By Hank Bradlee
It’s hard to find many people boo-hooing about Comcast.
The Philly-based entertainment giant has an approval rating of less than zero when cable customers are polled.
Even though service has improved in the last few years.
Comcast spends $20 billion on sports content between its NBCUniversal and Sky divisions, and CEO and chairman Brian Roberts is challenged to make the right calls.
In 2014, NBCUniversal paid $7.75 billion for rights to the Olympics until 2032.
NBC’s streaming service Peacock struck a five-year deal with WWE worth more than $1 billion in January.
The broadcaster will pay $1.71 billion per year to keep “Sunday Night Football” — an 80% increase from its current contract.

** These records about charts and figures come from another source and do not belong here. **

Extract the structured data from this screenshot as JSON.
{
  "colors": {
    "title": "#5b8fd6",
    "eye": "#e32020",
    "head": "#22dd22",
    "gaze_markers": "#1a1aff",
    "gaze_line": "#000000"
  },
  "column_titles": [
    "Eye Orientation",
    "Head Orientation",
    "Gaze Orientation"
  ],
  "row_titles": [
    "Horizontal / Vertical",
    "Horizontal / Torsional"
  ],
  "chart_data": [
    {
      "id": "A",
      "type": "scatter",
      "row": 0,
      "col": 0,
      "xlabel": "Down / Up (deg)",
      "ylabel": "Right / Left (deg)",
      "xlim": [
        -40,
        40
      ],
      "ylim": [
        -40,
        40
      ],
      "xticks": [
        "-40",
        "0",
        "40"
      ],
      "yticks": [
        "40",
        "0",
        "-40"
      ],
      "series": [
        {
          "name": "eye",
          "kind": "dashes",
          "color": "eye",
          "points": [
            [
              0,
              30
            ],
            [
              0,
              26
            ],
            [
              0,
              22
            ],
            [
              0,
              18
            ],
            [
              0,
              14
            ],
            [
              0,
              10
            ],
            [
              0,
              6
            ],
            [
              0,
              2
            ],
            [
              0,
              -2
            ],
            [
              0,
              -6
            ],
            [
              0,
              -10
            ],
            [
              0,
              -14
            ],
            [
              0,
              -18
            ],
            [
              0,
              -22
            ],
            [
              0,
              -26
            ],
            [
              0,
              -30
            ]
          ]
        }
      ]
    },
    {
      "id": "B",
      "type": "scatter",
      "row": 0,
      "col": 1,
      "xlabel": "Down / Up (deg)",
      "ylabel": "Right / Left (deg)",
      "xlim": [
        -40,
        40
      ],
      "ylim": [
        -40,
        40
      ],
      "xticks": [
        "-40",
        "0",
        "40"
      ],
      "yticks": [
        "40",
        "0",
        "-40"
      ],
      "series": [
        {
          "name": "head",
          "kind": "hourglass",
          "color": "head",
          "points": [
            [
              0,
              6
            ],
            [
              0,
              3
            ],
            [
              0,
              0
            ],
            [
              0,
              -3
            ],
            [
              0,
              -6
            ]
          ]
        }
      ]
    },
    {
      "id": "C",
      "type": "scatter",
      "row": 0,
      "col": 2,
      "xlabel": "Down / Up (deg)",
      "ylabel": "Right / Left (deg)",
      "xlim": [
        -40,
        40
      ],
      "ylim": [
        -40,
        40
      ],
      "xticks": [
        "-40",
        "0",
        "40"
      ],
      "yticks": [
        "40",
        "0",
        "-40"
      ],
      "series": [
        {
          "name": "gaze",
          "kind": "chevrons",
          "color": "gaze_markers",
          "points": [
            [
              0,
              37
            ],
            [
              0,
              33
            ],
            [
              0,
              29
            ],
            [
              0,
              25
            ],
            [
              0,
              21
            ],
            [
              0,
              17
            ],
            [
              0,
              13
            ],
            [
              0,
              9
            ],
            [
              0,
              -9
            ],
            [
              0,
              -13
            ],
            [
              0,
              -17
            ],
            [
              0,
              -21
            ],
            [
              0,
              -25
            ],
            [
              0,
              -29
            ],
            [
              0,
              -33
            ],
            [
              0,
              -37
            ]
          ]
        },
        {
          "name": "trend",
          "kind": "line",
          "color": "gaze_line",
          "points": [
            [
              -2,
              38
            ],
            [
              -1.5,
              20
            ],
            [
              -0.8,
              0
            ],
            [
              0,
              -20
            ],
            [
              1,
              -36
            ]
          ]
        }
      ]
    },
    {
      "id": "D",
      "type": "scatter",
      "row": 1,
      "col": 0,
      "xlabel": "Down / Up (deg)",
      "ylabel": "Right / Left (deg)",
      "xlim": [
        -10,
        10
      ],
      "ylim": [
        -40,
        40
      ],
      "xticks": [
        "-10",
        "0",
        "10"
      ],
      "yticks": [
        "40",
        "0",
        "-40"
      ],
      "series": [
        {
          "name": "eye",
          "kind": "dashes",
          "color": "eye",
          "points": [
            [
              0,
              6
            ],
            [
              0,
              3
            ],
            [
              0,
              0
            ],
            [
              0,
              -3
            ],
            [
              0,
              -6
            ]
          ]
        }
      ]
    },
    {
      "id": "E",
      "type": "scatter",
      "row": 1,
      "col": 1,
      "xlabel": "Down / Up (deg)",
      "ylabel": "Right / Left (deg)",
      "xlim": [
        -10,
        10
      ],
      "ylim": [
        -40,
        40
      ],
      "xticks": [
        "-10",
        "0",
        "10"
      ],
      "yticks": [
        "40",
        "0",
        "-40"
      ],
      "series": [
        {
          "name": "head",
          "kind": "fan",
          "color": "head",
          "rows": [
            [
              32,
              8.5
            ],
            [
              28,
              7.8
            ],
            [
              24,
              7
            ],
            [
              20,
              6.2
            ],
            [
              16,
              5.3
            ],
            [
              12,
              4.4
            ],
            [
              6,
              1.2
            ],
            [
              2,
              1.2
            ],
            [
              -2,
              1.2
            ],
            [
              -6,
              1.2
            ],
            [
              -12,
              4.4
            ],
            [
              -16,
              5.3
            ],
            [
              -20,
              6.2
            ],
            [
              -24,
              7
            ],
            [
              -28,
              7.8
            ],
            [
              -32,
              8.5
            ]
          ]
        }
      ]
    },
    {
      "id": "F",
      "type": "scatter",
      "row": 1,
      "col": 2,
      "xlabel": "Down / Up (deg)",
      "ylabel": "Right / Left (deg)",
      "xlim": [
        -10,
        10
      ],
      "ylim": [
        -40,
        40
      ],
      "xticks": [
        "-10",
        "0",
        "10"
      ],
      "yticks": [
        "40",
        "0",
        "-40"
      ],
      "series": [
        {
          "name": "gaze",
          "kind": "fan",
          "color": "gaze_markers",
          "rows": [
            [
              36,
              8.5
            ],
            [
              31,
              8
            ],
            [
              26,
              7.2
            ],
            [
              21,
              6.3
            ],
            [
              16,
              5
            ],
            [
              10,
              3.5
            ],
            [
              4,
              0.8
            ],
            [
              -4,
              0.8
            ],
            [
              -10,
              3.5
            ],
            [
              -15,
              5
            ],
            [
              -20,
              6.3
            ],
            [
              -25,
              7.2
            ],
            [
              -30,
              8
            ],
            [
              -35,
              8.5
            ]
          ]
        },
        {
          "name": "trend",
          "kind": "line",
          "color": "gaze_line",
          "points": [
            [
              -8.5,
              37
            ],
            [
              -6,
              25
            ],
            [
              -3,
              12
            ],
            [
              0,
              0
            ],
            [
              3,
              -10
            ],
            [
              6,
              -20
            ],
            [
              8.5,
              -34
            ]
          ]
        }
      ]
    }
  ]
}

Peacock secured exclusive rights to stream the 2021 Premier Lacrosse League season.
The streaming service was nearing a $25 million deal for a Magic Johnson docuseries, per a report last month.
Earlier this month, NBCU agreed to a deal with Steph Curry’s Unanimous Media valued in the “high-eight-figure range.”
Roberts said Comcast reaches around 700 million people worldwide. Its revenue jumped 20.4% in Q2.
Comcast reached a deal with ViacomCBS last month to launch SkyShowtime, a European subscription service launching in 2022. Comcast bought Sky for $39 billion in 2018.